La transformation numérique de l’Afrique implique un effort régional, d’où l’importance du partenariat avec Smart Africa. Nous sommes un partenaire privilégié de cette Alliance, qui oeuvre au développement socio-économique de l’Afrique grâce au levier des TIC, en l’accompagnant sur la voie d’un marché numérique unique. C’est un projet de longue haleine, qui bénéficie du soutien de l’Union africaine et comprend de multiples volets tels que les infrastructures et l’identification numérique, la formation, l’harmonisation réglementaire, la confidentialité des données etc. L’idée n’est pas de se caler sur ce qui s’est fait en Europe mais de s’adapter à la réalité africaine en travaillant par exemple sur des alternatives à la fibre optique pour interconnecter les pays africains, ce qui permettra d’avancer beaucoup plus vite.

Grâce à notre longue expérience sur le continent, nous avons une idée claire des défis auxquels les autorités sont confrontées, au premier rang desquels le financement de programmes numériques ambitieux et le manque de données disponibles pour la prise de décisions.
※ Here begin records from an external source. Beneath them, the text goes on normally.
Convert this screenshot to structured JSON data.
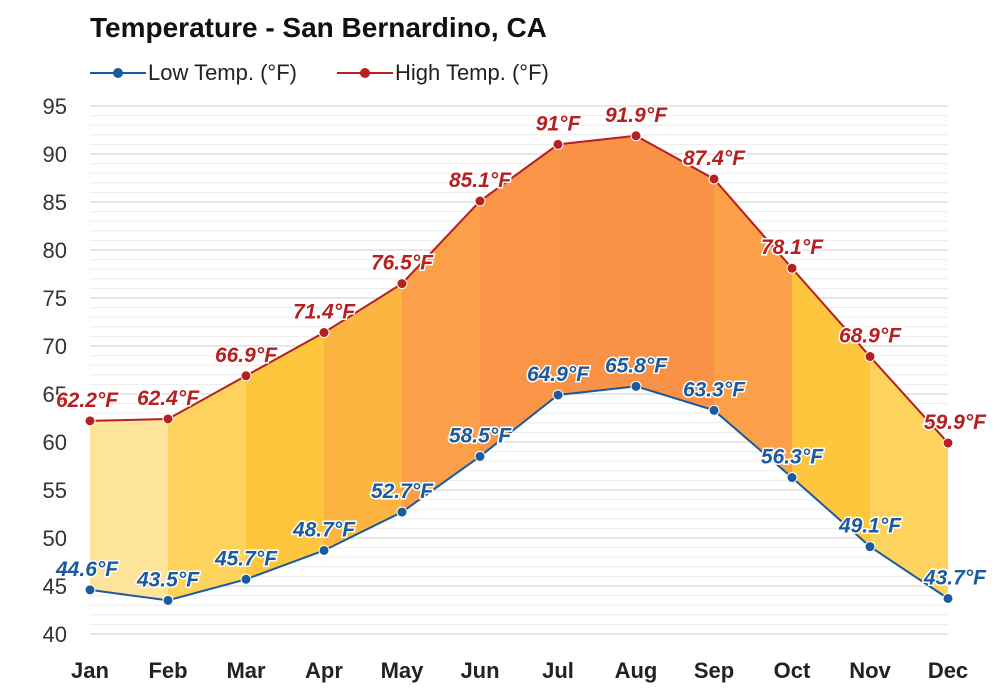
{
  "chart_data": {
    "type": "area",
    "title": "Temperature - San Bernardino, CA",
    "categories": [
      "Jan",
      "Feb",
      "Mar",
      "Apr",
      "May",
      "Jun",
      "Jul",
      "Aug",
      "Sep",
      "Oct",
      "Nov",
      "Dec"
    ],
    "series": [
      {
        "name": "Low Temp. (°F)",
        "color": "#1a5a9e",
        "values": [
          44.6,
          43.5,
          45.7,
          48.7,
          52.7,
          58.5,
          64.9,
          65.8,
          63.3,
          56.3,
          49.1,
          43.7
        ],
        "labels": [
          "44.6°F",
          "43.5°F",
          "45.7°F",
          "48.7°F",
          "52.7°F",
          "58.5°F",
          "64.9°F",
          "65.8°F",
          "63.3°F",
          "56.3°F",
          "49.1°F",
          "43.7°F"
        ]
      },
      {
        "name": "High Temp. (°F)",
        "color": "#b52020",
        "values": [
          62.2,
          62.4,
          66.9,
          71.4,
          76.5,
          85.1,
          91,
          91.9,
          87.4,
          78.1,
          68.9,
          59.9
        ],
        "labels": [
          "62.2°F",
          "62.4°F",
          "66.9°F",
          "71.4°F",
          "76.5°F",
          "85.1°F",
          "91°F",
          "91.9°F",
          "87.4°F",
          "78.1°F",
          "68.9°F",
          "59.9°F"
        ]
      }
    ],
    "ylim": [
      40,
      95
    ],
    "yticks": [
      "40",
      "45",
      "50",
      "55",
      "60",
      "65",
      "70",
      "75",
      "80",
      "85",
      "90",
      "95"
    ],
    "grid": true,
    "legend": "top-left",
    "fill_colors": [
      "#fde49a",
      "#fdd35e",
      "#fdc63c",
      "#fcb540",
      "#fba048",
      "#fa9548",
      "#f99246",
      "#f99246",
      "#fba048",
      "#fdc63c",
      "#fdd35e",
      "#fde49a"
    ]
  }
}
C’est pourquoi la collecte de données et la gestion du Big data sont au coeur de toutes nos solutions.

 

Compte tenu des besoins, quelle est la feuille de route de GVG pour contribuer à la numérisation des pays africains ?

Quand on parle de transformation numérique, la question de l’identité numérique est centrale : c’est ce qui permettra aux citoyens de participer activement à l’économie numérique. Dans de nombreux pays, l’état civil est défaillant, ce qui exclut les citoyens de l’économie réelle. Il faut sensibiliser les gouvernements à ce problème. L’un des moyens d’y remédier, c’est de consolider une base de données des abonnés téléphoniques. Vu le taux de pénétration de la téléphonie mobile en Afrique, ce canal permet une base solide d’identification de la population. Il s’agit pour l’instant d’enregistrer les abonnés des différents opérateurs dans la plateforme commune de registre SIM afin de créer une base de données nationale.

Une identification numérique appropriée permettra au gouvernement de fournir de meilleurs services à ses citoyens. Combinée à nos plateformes d’acquisition de données, elle contribuera à mieux lutter contre l’usurpation d’identité et les autres types de fraude associés à l’économie numérique.

 

Pourquoi l’Estonie est-elle souvent citée comme modèle de nation numérique ?

Ce petit pays de l’ex-URSS a misé sur les nouvelles technologies pour construire son administration jusqu’à devenir leader mondial de la transformation numérique. Aujourd’hui, tous les services sont disponibles en ligne, n’importe quel acte de la vie quotidienne peut se faire en quelques clics, même voter ! Aux dernières élections, 60 % de la population a voté en ligne. L’identification numérique y est très bien faite, c’est un modèle à suivre, transposable en Afrique et c’est pourquoi GVG y a ouvert son centre de R&D. Tout est une question d’investissement. Si la vision est claire, le cadre réglementaire et institutionnel suivra.